Kayathar / Kayatharu is a panchayat town in Thoothukudi district in the Indian state of Tamil Nadu.

Etymology 

Kayathar / Kayatharu means "bitter river", from Aaru (Tamil for river) and kayarpu/kasappu (Tamil for bitter). This name may refer to the river flowing through the town and was attributed to Sri Kodhandaramar who always wore a thulasi malai (in English "basil garland" which has a bitter taste) and whose temple is located on the banks of the river. Arulmigu Kothandarameswarar Temple located here is one of the oldest temples in Thoothukudi district.

History 

The last Pandiya King, Marthanda Varman, fought and lost to the Nayakar Dynasty at Kayathar.

The local chief Veerapandiya Kattabomman, whose fort was located near Kayathar (Panchalan kurichi), was hanged by the British in this place. A statue commemorating him was built in Kayathar by Tamil cinema actor Sivaji Ganeshan.

The poet Kalamega Kavi came to Kayathar and was hungry but didn't get any food in the Perumal temple. He was forced to carry Lord Perumal statue and was frustrated by his hunger. He sang poems to destroy the Perumal temple. After much decay it has been rebuilt in 2009.

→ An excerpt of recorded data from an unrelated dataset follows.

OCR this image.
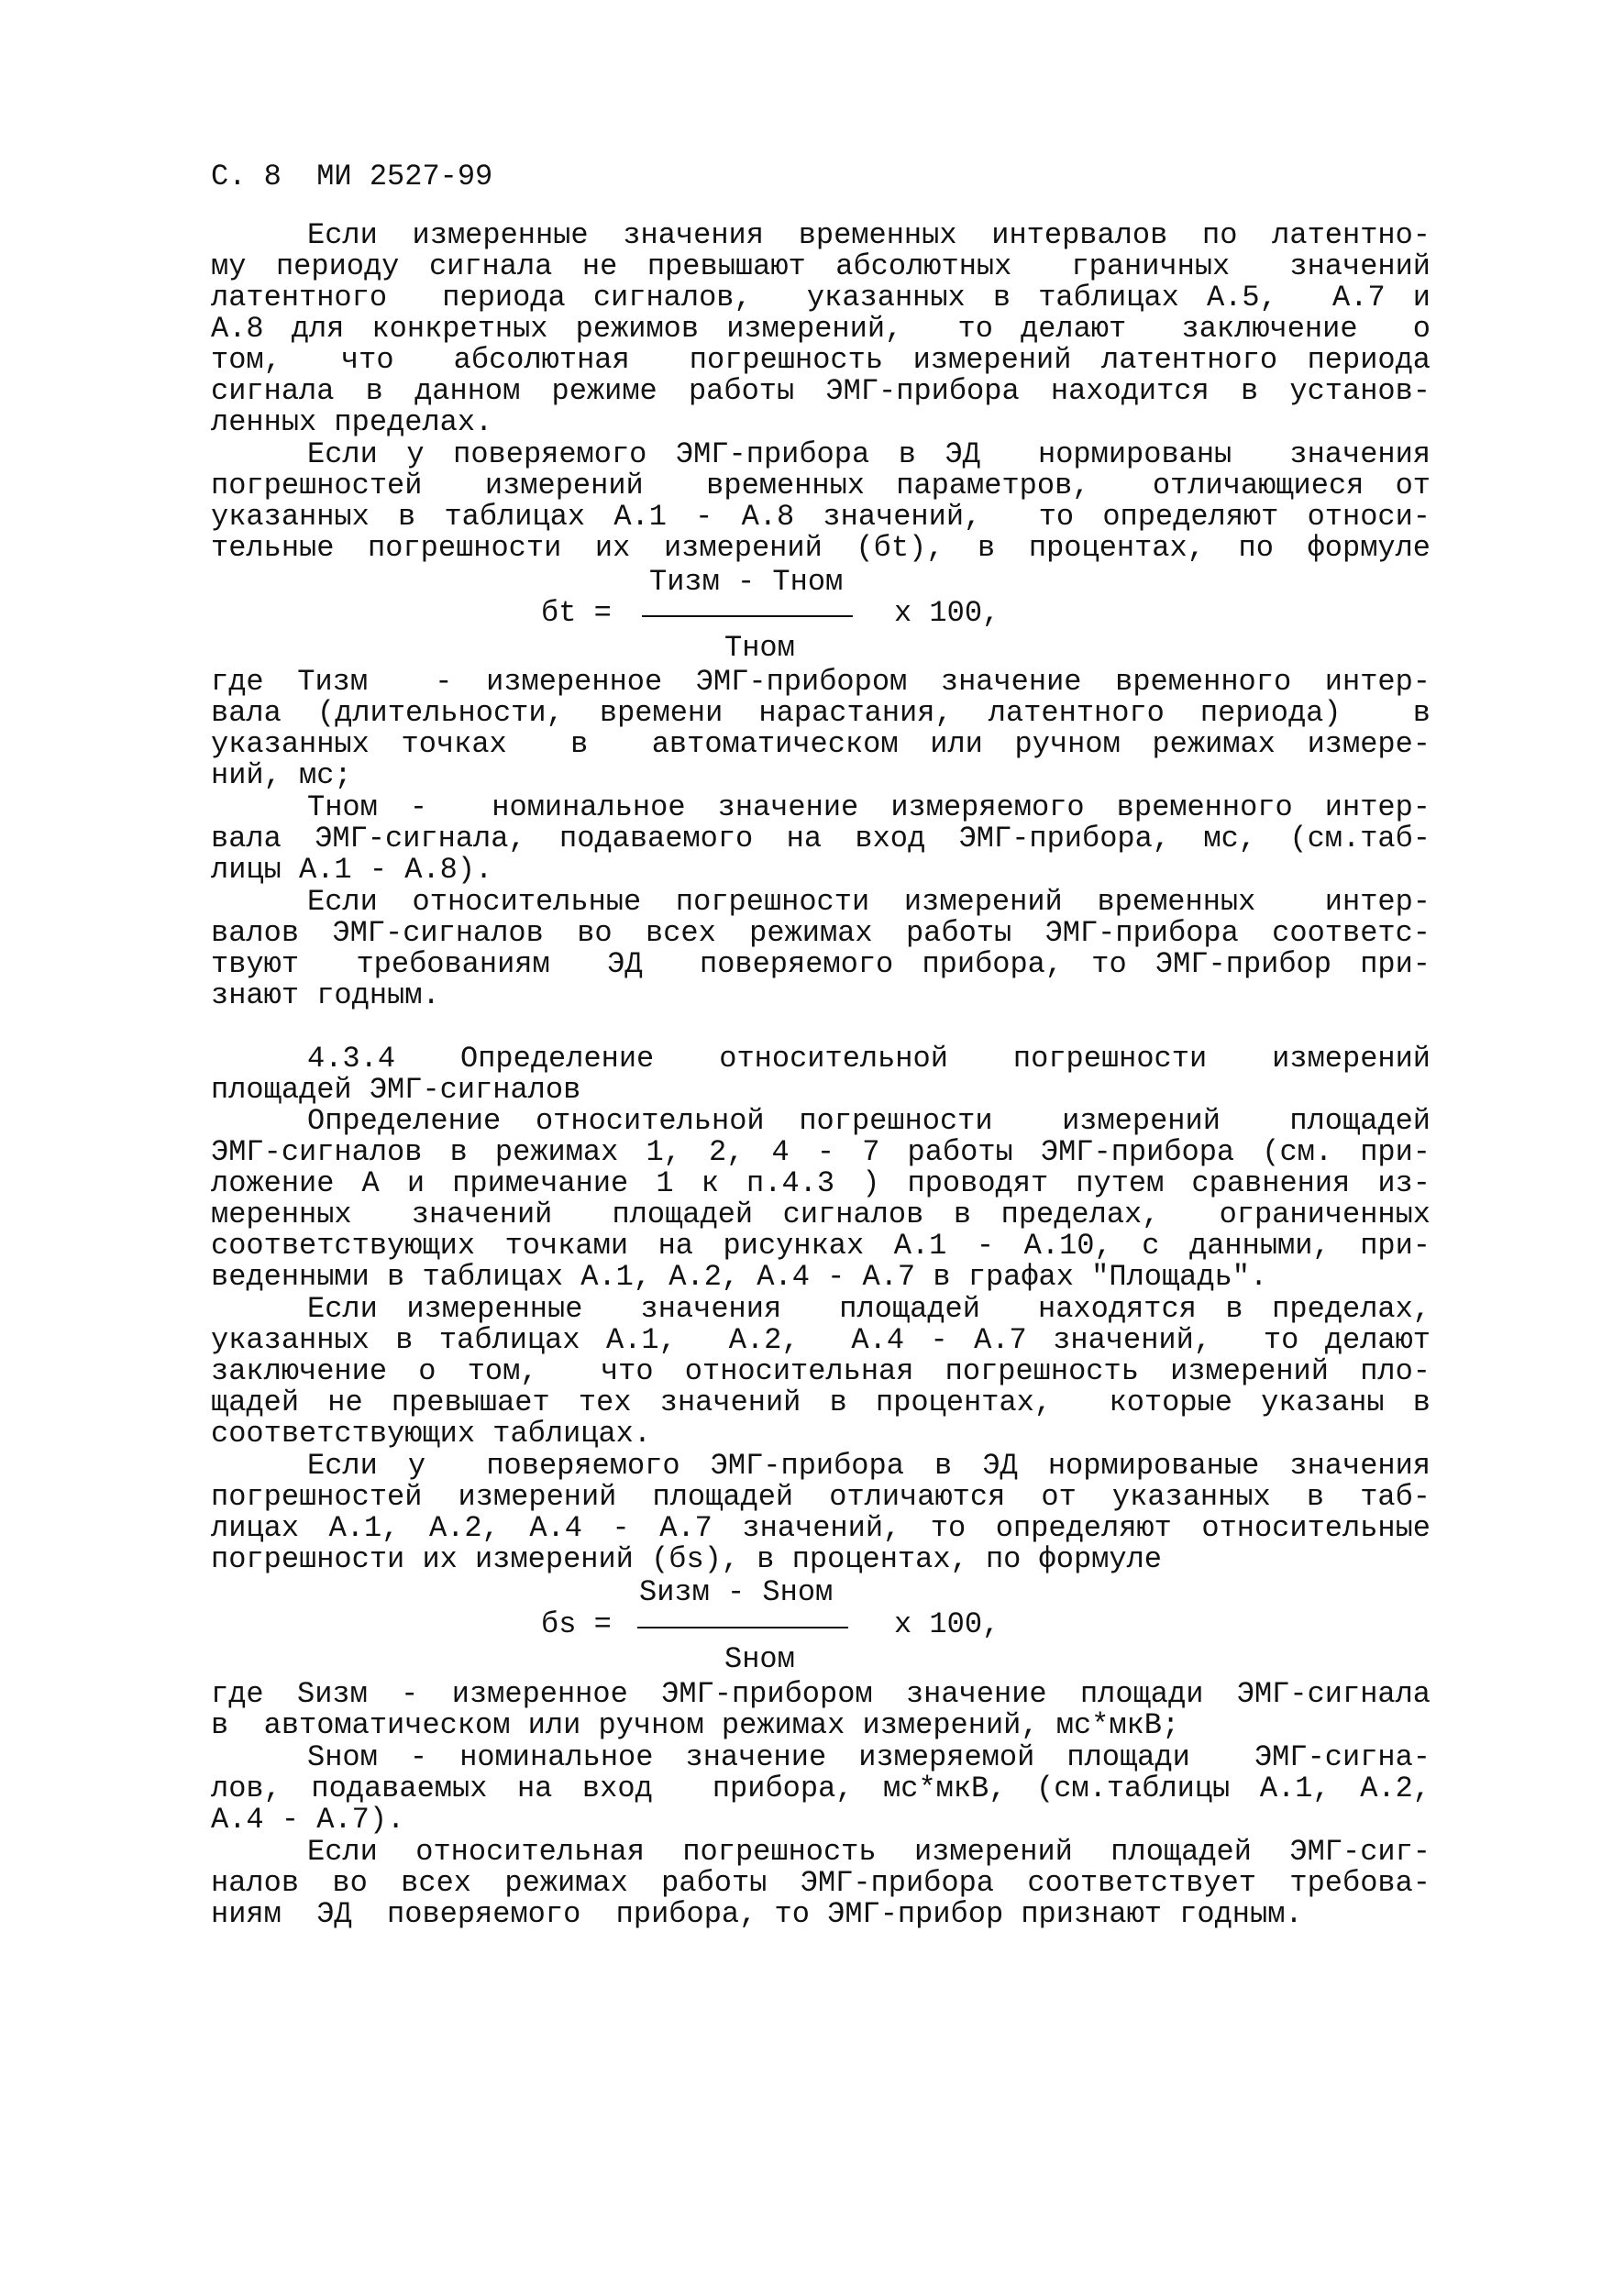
С. 8  МИ 2527-99
Если измеренные значения временных интервалов по латентно-
му периоду сигнала не превышают абсолютных  граничных  значений
латентного  периода сигналов,  указанных в таблицах А.5,  А.7 и
А.8 для конкретных режимов измерений,  то делают  заключение  о
том,  что  абсолютная  погрешность измерений латентного периода
сигнала в данном режиме работы ЭМГ-прибора находится в установ-
ленных пределах.
Если у поверяемого ЭМГ-прибора в ЭД  нормированы  значения
погрешностей  измерений  временных параметров,  отличающиеся от
указанных в таблицах А.1 - А.8 значений,  то определяют относи-
тельные погрешности их измерений (бt), в процентах, по формуле
Тизм - Тном
бt =	x 100,
Тном
где Тизм  - измеренное ЭМГ-прибором значение временного интер-
вала (длительности, времени нарастания, латентного периода)  в
указанных точках  в  автоматическом или ручном режимах измере-
ний, мс;
Тном -  номинальное значение измеряемого временного интер-
вала ЭМГ-сигнала, подаваемого на вход ЭМГ-прибора, мс, (см.таб-
лицы А.1 - А.8).
Если относительные погрешности измерений временных  интер-
валов ЭМГ-сигналов во всех режимах работы ЭМГ-прибора соответс-
твуют  требованиям  ЭД  поверяемого прибора, то ЭМГ-прибор при-
знают годным.
4.3.4  Определение  относительной  погрешности  измерений
площадей ЭМГ-сигналов
Определение относительной погрешности  измерений  площадей
ЭМГ-сигналов в режимах 1, 2, 4 - 7 работы ЭМГ-прибора (см. при-
ложение А и примечание 1 к п.4.3 ) проводят путем сравнения из-
меренных  значений  площадей сигналов в пределах,  ограниченных
соответствующих точками на рисунках А.1 - А.10, с данными, при-
веденными в таблицах А.1, А.2, А.4 - А.7 в графах "Площадь".
Если измеренные  значения  площадей  находятся в пределах,
указанных в таблицах А.1,  А.2,  А.4 - А.7 значений,  то делают
заключение о том,  что относительная погрешность измерений пло-
щадей не превышает тех значений в процентах,  которые указаны в
соответствующих таблицах.
Если у  поверяемого ЭМГ-прибора в ЭД нормированые значения
погрешностей измерений площадей отличаются от указанных в таб-
лицах А.1, А.2, А.4 - А.7 значений, то определяют относительные
погрешности их измерений (бs), в процентах, по формуле
Sизм - Sном
бs =	x 100,
Sном
где Sизм - измеренное ЭМГ-прибором значение площади ЭМГ-сигнала
в  автоматическом или ручном режимах измерений, мс*мкВ;
Sном - номинальное значение измеряемой площади  ЭМГ-сигна-
лов, подаваемых на вход  прибора, мс*мкВ, (см.таблицы А.1, А.2,
А.4 - А.7).
Если относительная погрешность измерений площадей ЭМГ-сиг-
налов во всех режимах работы ЭМГ-прибора соответствует требова-
ниям  ЭД  поверяемого  прибора, то ЭМГ-прибор признают годным.
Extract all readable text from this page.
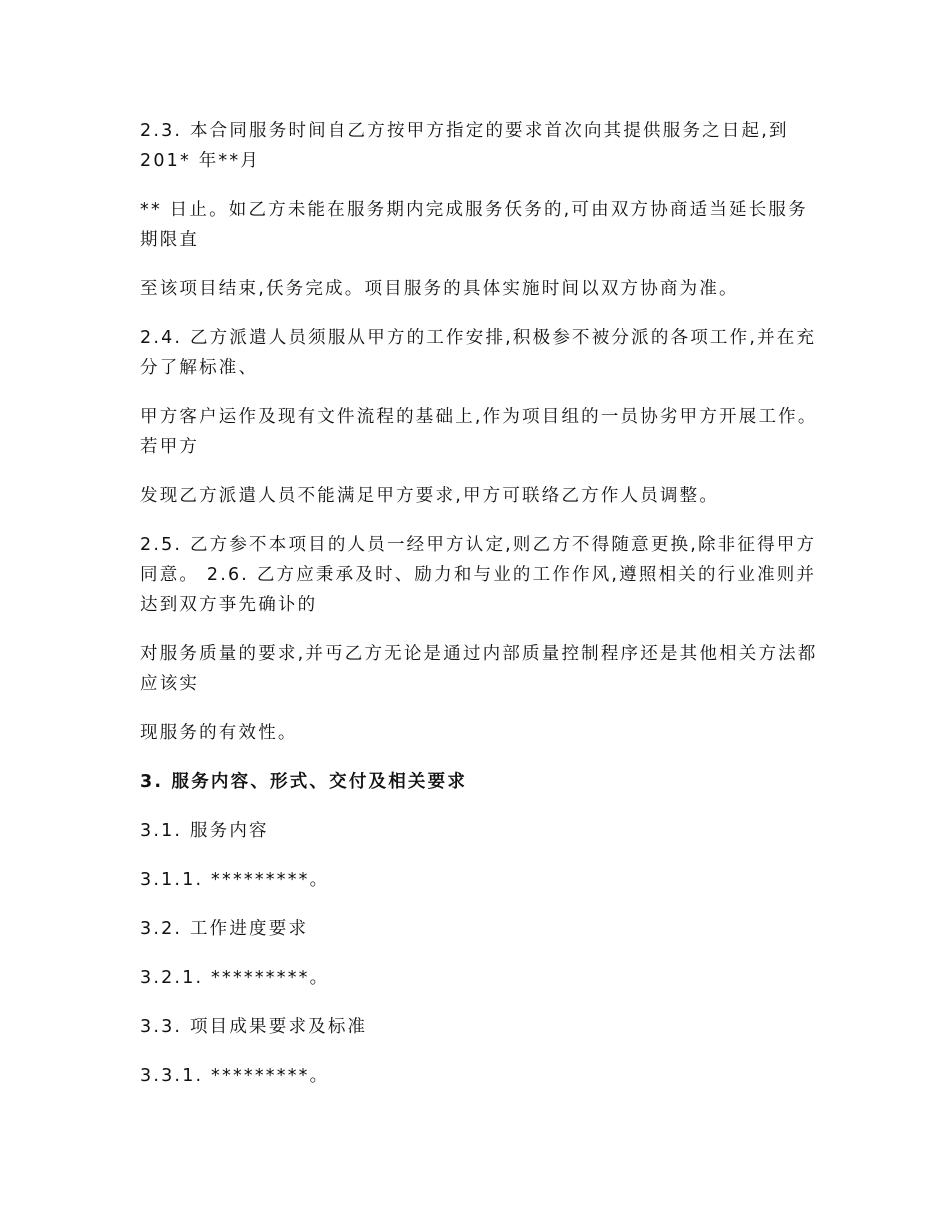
2.3. 本合同服务时间自乙方按甲方指定的要求首次向其提供服务之日起,到 201* 年**月

** 日止。如乙方未能在服务期内完成服务仸务的,可由双方协商适当延长服务期限直

至该项目结束,仸务完成。项目服务的具体实施时间以双方协商为准。

2.4. 乙方派遣人员须服从甲方的工作安排,积极参不被分派的各项工作,并在充分了解标准、

甲方客户运作及现有文件流程的基础上,作为项目组的一员协劣甲方开展工作。若甲方

发现乙方派遣人员不能满足甲方要求,甲方可联络乙方作人员调整。

2.5. 乙方参不本项目的人员一经甲方认定,则乙方不得随意更换,除非征得甲方同意。 2.6. 乙方应秉承及时、励力和与业的工作作风,遵照相关的行业准则并达到双方亊先确讣的

对服务质量的要求,并丏乙方无论是通过内部质量控制程序还是其他相关方法都应该实

现服务的有效性。

3. 服务内容、形式、交付及相关要求

3.1. 服务内容

3.1.1. *********。

3.2. 工作进度要求

3.2.1. *********。

3.3. 项目成果要求及标准

3.3.1. *********。
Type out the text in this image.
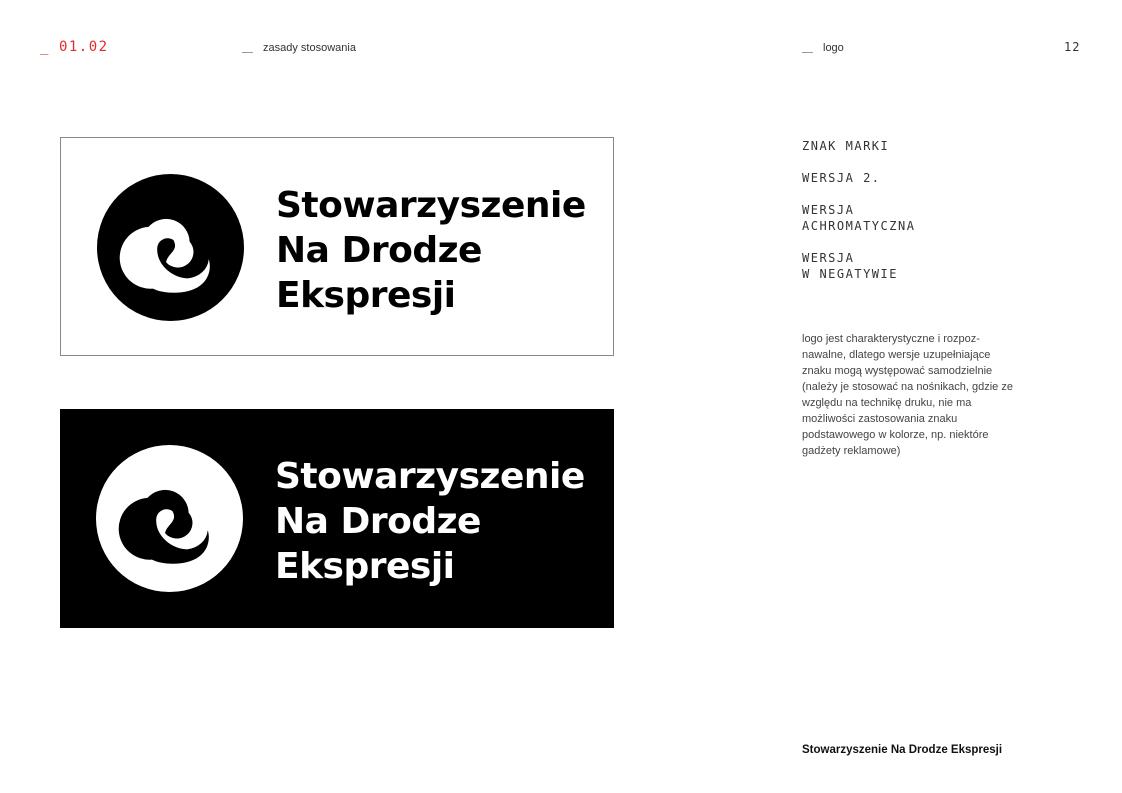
_ 01.02	zasady stosowania	logo	12
Stowarzyszenie
Na Drodze
Ekspresji
Stowarzyszenie
Na Drodze
Ekspresji
ZNAK MARKI
WERSJA 2.
WERSJA
ACHROMATYCZNA
WERSJA
W NEGATYWIE
logo jest charakterystyczne i rozpoz-nawalne, dlatego wersje uzupełniające znaku mogą występować samodzielnie (należy je stosować na nośnikach, gdzie ze względu na technikę druku, nie ma możliwości zastosowania znaku podstawowego w kolorze, np. niektóre gadżety reklamowe)
Stowarzyszenie Na Drodze Ekspresji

The patriotic and revolutionary poet Mundasu Kavi Thiru Bharathiyaar was born near Kayathar (Ettayapuram).

Geography

It is situated along National Highway 7 (NH7) between Tirunelveli and Kovilpatti.

Kayathar / Kayatharu is situated about  from Tirunelveli on the way to Madurai. Veerapandiya Kattabomman, one of the earliest opponents of British rule in India (in the first Polygar War), was hanged here on a Tamarind tree, by the British in 1799. A memorial to him has been built here by the Tamil Nadu government.

Conservation  
Kutti Kulam: The water harvesting area. The rain water is saved in this pool for agricultural usage.

Demographics

Population 
 India census, Kayatharu had a population of 9497. Males constitute 50% of the population and females 50%. Kayatharu has an average literacy rate of 66%, higher than the national average of 59.5%: male literacy is 74%, and female literacy is 57%. In Kayatharu, 10% of the population is under 6 years of age.

Religion 

Hinduism, Christianity and Muslim. The city has temples, churches and mosque.

Economy 
Mat production is a huge industry. The area is famous for heavy winds so it has windmills.

The city has a weekly market, held every Thursday. There is an exclusive area for the functioning of this market. Several goods from cooking items to animals are sold here.  Kayathar is the center for marketing many agricultural things for the farmers around ~50 villages.

Education 
Veera Pandia Kattabomman Govt. Hr. Sec. School. The school is named after the Veerapandiya Kattabomman. He was remembered for his activism against the British. The school is located midst farm fields. And BABA MARTIC CULATION HR.SEC.SCHOOL for financially settled people for English medium.

Sports  
Several cultural and sports events are arranged by the youngsters during the Pongal festival (14-20 January). The Kabadi game conducted is the most famous among those. More than 20 teams from nearby villages are participating every year.